General parametrization of wormhole spacetimes and its application to shadows and quasinormal modes

TL;DR

This paper introduces a comprehensive parametrization method for spherically symmetric traversable wormholes that accurately models their shadows and quasinormal modes across the entire spacetime, facilitating observational tests.

Contribution

It presents a novel, extended parametrization framework for wormhole spacetimes using continued-fraction expansion, applicable beyond weak fields and including slow rotation effects.

Findings

Parametrization achieves high accuracy with few parameters.

Effective modeling of shadows and quasinormal modes.

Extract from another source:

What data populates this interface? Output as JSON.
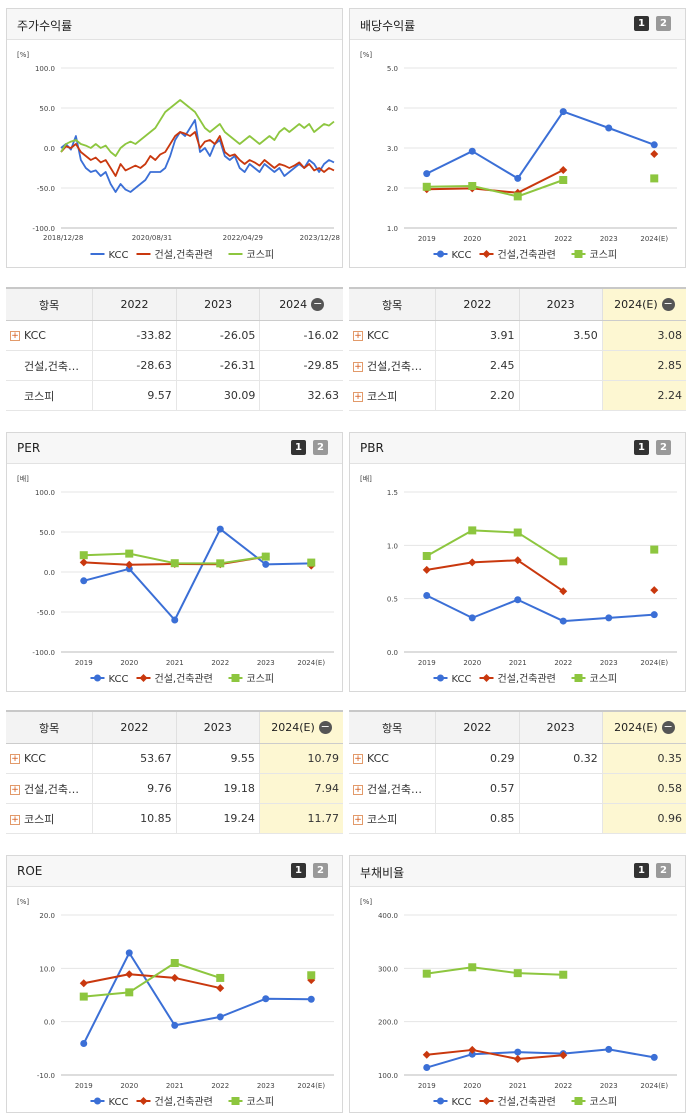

Method applicable to various wormhole metrics.

Abstract

The general parametrization for spacetimes of spherically symmetric Lorentzian, traversable wormholes in an arbitrary metric theory of gravity is presented. The parametrization is similar in spirit to the post-Newtonian parametrized formalism, but with validity that extends beyond the weak field region and covers the whole space. Our method is based on a continued-fraction expansion in terms of a compactified radial coordinate. Calculations of shadows and quasinormal modes for various examples of parametrization of known wormhole metrics that we have performed show that, for most cases, the parametrization provides excellent accuracy already at the first order. Therefore, only a few parameters are dominant and important for finding potentially observable quantities in a wormhole background. We have also extended the analysis to the regime of slow rotation.